Clients who are first introduced to the concept of strict liability in the context of a product liability lawsuit are often shocked to learn they can be held liable for a product defect simply because they sold the defective product. The first question we always hear in these situations is “How can I be held liable if I did not have any involvement in the decisions that went into how the product was designed or built?”
However, in some states, such as Texas and recently Oklahoma, the legislature has heard the cries of these retailers and passed a law that modifies the strict liability standard for defendants in a product liability lawsuit, which provides some relief to the “innocent seller.”
In a nutshell, some states have recognized that the strict liability concept is not good for business. In certain situations, it is unfair to force a retailer to bear the cost of defending litigation involving a product it knows nothing about, when the manufacturer is available to be sued and is the party in the best position to defend its product. Even though the retailer will almost always have the right to seek indemnification from the manufacturer, it is up to the plaintiff to decide who to sue, and in some instances a plaintiff will make the conscious decision to only sue the retailer and not include the manufacturer.
For example, a plaintiff might be able to avoid a certain venue, such as federal court, by not including the manufacturer in the product liability lawsuit. This may mean a more favorable demographic landscape in the jury pool for the plaintiff. There are a number of reasons why a plaintiff may be motivated to not include a manufacturer in a product liability lawsuit, where they already have the deep pockets of the retailer available. As a result, these situations where the retailer can be left holding the bag make it more expensive and more difficult for retailers to manage their product liability risk.
If the retailer does not have the “innocent seller” defense available in the state where they are sued, the plaintiff may be satisfied with not bringing in the manufacturer since they can recover all of their product defect claims against the retailer under the traditional notions of strict liability. Therefore, it is important for the retailer and insurer to be cognizant of their rights in states where the innocent seller defense is available and to plan accordingly for their product liability risk in states where this helpful defense is not available.
Nevertheless, even in states where the innocent seller defense may be available, such as Oklahoma and Texas where I practice, the retailer is not necessarily off the hook. Some plaintiffs’ lawyers have attempted to circumvent this defense through artful pleading. In Texas, plaintiffs will sometimes argue that a retailer should be held liable for a product’s defect that purportedly caused their injury under a provision of the Uniform Commercial Code (UCC). Article 2 of the UCC applies to retailers and creates implied warranties of merchantability and fitness for a particular purpose. The implied warranty of merchantability means that the product is fit to use for the ordinary purposes that buyers would intend to use it. The implied warranty of fitness for a particular purpose applies when the buyer intends to use a product for a specific purpose and the seller knows this, and the buyer relies on the seller’s expertise to choose a product for this specific use.

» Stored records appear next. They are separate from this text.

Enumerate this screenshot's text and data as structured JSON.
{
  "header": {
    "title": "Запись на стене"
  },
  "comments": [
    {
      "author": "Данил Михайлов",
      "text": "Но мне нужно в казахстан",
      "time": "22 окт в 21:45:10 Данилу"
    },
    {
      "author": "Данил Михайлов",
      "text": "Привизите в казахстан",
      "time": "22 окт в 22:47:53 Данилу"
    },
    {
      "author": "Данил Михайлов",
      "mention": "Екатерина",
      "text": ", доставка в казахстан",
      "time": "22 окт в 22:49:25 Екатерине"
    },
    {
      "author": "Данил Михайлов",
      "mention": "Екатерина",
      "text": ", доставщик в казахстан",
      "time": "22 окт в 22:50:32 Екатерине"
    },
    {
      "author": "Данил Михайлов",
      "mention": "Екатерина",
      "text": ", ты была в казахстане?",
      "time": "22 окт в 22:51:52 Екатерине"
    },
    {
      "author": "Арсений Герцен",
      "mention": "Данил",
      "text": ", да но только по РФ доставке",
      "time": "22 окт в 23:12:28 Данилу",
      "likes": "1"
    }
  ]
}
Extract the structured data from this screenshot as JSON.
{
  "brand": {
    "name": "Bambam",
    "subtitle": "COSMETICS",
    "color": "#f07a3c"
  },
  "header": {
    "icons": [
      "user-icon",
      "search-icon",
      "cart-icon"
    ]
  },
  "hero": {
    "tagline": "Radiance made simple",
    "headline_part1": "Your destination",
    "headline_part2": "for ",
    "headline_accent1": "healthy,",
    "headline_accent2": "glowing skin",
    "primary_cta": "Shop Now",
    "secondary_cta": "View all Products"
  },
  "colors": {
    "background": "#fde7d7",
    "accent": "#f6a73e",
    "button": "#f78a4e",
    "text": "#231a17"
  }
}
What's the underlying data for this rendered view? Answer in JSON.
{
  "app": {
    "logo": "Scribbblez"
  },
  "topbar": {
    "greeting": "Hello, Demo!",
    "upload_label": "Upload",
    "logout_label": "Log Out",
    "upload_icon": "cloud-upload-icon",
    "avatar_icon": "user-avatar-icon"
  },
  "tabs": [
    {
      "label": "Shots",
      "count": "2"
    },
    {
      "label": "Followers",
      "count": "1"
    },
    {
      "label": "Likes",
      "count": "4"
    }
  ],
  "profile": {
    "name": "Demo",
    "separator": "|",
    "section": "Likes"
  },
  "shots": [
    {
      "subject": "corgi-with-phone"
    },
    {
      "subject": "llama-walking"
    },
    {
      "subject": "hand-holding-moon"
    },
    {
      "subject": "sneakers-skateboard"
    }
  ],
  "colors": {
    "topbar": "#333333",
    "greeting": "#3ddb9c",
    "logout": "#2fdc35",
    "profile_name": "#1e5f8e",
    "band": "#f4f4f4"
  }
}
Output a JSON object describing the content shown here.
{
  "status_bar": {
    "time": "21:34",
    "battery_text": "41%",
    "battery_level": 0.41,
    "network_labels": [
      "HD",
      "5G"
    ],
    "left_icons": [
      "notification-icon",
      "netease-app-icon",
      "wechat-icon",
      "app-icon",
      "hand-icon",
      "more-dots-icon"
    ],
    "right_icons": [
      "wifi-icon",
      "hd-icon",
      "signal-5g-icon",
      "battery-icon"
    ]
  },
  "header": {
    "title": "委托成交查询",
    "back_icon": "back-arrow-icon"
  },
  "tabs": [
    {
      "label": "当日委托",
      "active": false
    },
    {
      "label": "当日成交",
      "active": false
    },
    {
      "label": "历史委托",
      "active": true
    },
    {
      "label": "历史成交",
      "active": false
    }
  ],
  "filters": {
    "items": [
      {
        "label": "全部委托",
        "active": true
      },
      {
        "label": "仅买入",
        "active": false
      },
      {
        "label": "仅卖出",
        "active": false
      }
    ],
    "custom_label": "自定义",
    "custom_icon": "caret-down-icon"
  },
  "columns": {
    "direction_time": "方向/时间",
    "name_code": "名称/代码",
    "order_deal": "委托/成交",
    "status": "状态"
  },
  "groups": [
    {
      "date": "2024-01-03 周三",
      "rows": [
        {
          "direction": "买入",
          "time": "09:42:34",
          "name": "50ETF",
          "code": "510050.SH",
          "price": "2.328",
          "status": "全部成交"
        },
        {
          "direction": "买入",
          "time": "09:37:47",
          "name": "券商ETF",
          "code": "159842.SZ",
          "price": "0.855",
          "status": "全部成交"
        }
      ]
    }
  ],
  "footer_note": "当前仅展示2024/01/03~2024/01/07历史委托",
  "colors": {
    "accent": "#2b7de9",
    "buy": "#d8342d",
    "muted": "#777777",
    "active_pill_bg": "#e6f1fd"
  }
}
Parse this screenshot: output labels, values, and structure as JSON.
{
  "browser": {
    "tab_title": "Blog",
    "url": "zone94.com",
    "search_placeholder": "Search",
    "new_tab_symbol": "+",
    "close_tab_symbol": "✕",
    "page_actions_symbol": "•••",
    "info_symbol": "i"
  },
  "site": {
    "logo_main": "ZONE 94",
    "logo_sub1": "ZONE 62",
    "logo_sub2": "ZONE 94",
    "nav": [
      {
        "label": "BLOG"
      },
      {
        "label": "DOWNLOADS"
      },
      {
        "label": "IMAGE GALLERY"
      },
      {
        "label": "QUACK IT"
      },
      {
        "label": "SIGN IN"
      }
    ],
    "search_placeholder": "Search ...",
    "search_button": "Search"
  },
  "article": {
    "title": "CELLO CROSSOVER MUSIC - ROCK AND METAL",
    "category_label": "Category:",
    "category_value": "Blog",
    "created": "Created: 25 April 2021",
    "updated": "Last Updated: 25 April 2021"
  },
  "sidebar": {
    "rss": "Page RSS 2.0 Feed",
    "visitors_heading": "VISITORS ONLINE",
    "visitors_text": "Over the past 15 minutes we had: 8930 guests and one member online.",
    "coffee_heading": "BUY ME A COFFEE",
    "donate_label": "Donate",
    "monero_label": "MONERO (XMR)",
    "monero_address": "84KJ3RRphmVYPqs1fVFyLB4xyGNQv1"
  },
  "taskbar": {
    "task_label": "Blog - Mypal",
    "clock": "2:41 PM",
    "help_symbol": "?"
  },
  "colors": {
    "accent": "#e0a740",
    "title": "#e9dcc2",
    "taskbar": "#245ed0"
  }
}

Wait! Isn’t that just another way to describe product liability?
What does that mean for the big-box retailer who may sell hundreds of different products? Depending on the state and the artful pleading of plaintiff’s counsel, it means being “innocent” in terms of the manufacture of the product may not be enough to avoid the expense of defending product liability litigation. In response, we often counsel our retail clients to consider not only the tort defenses available under state law but also the defenses set forth in the UCC. Both manufacturers and retailers should be mindful of this nuance in the law when engaging in their business practices in states such as Texas and Oklahoma, where this innocent seller defense may exist, to ensure they are adequately prepared for future product liability litigation.